Robert Maxwell

(Jan Ludvik Hoch)
publisher, media mogul
Born: 6/10/1923
Birthplace: Slatinske Dòly, Czech Republic

He fled the Nazi invasion of Czecholovakia in 1939 and settled in Britain, though most of his family was killed in the Holocaust. Maxwell fought in World War II in the British army, then began a career in publishing. He soon owned a controling share in Pergamon Press, which he built into a successful publishing house specializing in trade journals and technical and scientific books. Based partly on this success, Maxwell won a seat in Parliament, serving as a Labour MP (1964–70). He diversified his publishing interests through leveraged purchases of the Mirror Newspaper Group, Macmillan (a U.S. publisher), and The New York Daily News. Financial scandals plagued Maxwell throughout his career and even after his death.

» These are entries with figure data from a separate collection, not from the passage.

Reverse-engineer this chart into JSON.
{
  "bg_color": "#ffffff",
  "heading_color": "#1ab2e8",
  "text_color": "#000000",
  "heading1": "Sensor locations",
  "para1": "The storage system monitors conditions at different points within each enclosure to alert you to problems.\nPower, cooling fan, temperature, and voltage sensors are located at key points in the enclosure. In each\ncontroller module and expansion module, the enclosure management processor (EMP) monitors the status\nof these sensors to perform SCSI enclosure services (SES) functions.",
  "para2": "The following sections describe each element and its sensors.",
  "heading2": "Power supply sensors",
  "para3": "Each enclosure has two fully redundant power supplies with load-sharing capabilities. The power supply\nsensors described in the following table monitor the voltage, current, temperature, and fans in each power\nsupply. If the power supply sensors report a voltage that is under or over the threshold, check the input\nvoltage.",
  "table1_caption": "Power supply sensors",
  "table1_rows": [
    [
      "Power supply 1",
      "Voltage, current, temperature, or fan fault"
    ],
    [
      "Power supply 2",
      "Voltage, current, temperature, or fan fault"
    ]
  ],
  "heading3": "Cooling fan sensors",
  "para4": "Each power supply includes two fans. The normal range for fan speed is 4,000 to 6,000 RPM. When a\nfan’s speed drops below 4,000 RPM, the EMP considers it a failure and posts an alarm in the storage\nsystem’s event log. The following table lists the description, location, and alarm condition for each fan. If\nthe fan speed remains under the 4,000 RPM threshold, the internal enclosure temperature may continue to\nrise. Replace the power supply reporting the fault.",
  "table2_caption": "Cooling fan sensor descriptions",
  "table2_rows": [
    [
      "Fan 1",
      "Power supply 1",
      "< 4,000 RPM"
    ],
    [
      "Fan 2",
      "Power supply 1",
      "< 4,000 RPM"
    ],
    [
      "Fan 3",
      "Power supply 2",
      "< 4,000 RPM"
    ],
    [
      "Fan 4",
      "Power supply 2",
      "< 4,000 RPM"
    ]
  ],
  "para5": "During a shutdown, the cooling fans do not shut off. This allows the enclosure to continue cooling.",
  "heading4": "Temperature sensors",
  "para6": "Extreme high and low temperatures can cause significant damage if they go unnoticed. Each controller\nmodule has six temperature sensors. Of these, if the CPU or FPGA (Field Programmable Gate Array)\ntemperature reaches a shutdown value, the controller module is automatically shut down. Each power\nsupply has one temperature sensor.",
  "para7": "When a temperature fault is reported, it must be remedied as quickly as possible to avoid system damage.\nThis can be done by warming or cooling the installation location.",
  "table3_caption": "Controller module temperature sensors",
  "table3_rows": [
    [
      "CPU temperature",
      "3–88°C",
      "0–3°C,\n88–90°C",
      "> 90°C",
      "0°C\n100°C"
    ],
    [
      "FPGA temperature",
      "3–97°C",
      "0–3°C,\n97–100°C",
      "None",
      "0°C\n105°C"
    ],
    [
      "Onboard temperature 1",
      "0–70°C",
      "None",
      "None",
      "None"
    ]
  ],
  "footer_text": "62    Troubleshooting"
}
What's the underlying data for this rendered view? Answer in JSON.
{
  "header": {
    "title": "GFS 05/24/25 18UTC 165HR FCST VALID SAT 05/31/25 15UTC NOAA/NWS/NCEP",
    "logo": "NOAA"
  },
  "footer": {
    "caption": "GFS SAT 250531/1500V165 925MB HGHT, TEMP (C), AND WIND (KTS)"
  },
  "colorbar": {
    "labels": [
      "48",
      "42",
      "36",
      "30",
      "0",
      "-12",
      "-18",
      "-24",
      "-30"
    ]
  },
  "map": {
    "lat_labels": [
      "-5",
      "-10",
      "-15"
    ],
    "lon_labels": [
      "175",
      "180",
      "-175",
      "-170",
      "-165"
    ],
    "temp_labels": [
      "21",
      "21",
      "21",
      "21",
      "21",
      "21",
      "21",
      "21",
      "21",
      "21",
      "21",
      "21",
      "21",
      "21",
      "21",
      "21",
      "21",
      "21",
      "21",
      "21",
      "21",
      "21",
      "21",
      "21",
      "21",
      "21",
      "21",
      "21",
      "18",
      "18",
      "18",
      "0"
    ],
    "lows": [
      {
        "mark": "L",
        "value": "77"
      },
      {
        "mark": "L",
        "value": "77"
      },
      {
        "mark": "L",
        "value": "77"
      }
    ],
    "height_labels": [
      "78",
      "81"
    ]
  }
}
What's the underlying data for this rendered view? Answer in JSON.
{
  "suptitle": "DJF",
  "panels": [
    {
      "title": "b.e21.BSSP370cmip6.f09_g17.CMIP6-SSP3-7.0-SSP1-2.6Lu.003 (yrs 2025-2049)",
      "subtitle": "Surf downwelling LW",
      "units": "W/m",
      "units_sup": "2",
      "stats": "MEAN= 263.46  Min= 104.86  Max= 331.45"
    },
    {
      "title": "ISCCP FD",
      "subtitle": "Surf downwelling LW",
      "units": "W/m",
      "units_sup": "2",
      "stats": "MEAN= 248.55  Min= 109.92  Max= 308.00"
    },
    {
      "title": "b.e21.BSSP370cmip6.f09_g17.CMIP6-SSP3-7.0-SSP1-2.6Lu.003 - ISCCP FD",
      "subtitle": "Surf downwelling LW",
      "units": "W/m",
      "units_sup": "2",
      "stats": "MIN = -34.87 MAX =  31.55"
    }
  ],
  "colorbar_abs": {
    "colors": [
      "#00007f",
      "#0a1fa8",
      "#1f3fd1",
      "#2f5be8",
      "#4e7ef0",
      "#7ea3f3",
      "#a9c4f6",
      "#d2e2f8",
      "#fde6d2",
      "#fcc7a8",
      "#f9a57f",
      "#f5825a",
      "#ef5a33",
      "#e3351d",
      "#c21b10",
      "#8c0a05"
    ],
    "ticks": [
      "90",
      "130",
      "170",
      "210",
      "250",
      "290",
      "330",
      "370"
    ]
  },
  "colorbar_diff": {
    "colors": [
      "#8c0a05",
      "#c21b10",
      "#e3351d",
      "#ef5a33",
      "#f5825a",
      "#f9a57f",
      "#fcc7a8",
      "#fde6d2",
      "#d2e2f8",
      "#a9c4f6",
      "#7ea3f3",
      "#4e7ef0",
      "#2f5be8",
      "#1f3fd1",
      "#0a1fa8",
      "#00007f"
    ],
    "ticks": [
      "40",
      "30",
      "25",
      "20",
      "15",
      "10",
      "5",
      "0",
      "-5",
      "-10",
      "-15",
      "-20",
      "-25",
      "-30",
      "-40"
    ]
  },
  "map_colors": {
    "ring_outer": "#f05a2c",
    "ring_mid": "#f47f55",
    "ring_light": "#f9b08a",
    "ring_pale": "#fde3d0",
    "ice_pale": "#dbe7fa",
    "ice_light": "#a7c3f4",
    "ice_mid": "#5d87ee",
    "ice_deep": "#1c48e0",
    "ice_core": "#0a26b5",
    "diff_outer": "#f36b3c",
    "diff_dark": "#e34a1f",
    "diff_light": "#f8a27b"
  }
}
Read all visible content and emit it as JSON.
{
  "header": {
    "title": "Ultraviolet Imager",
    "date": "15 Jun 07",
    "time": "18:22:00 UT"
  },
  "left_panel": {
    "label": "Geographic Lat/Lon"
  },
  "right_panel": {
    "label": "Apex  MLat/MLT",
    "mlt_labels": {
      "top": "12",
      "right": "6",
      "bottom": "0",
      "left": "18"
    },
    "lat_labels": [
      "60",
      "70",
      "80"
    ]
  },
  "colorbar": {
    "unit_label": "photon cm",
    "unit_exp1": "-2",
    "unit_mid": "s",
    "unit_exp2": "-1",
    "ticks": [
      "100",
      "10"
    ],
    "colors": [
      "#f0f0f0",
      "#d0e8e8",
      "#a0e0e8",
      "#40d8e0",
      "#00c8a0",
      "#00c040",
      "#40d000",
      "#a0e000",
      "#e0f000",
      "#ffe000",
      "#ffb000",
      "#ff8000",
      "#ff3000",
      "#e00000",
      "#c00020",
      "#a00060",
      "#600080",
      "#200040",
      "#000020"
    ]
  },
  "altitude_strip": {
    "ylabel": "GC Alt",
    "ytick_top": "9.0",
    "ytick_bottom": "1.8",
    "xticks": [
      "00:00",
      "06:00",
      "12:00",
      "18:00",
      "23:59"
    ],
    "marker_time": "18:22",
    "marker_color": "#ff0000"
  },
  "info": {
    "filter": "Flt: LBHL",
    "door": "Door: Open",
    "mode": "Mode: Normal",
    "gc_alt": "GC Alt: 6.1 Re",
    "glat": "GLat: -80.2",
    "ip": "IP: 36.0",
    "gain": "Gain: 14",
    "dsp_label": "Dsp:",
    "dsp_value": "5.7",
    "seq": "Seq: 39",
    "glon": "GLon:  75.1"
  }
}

In 1969 he was forced to surrender control of Pergamon in a financial scandal that also cost him his political career, and in 1991 he was forced to seek public funds through a stock offering to keep the Mirror Group afloat. Maxwell drowned under mysterious circumstances while boating off the Canary Islands later that year. Upon his death, investigators found that Maxwell had been secretly diverting millions of dollars from two of his companies and from employee pension funds in an effort to keep the corporation solvent. The effort failed; in 1992, Maxwell's companies were forced to file for bankruptcy protection in Great Britain and the United States.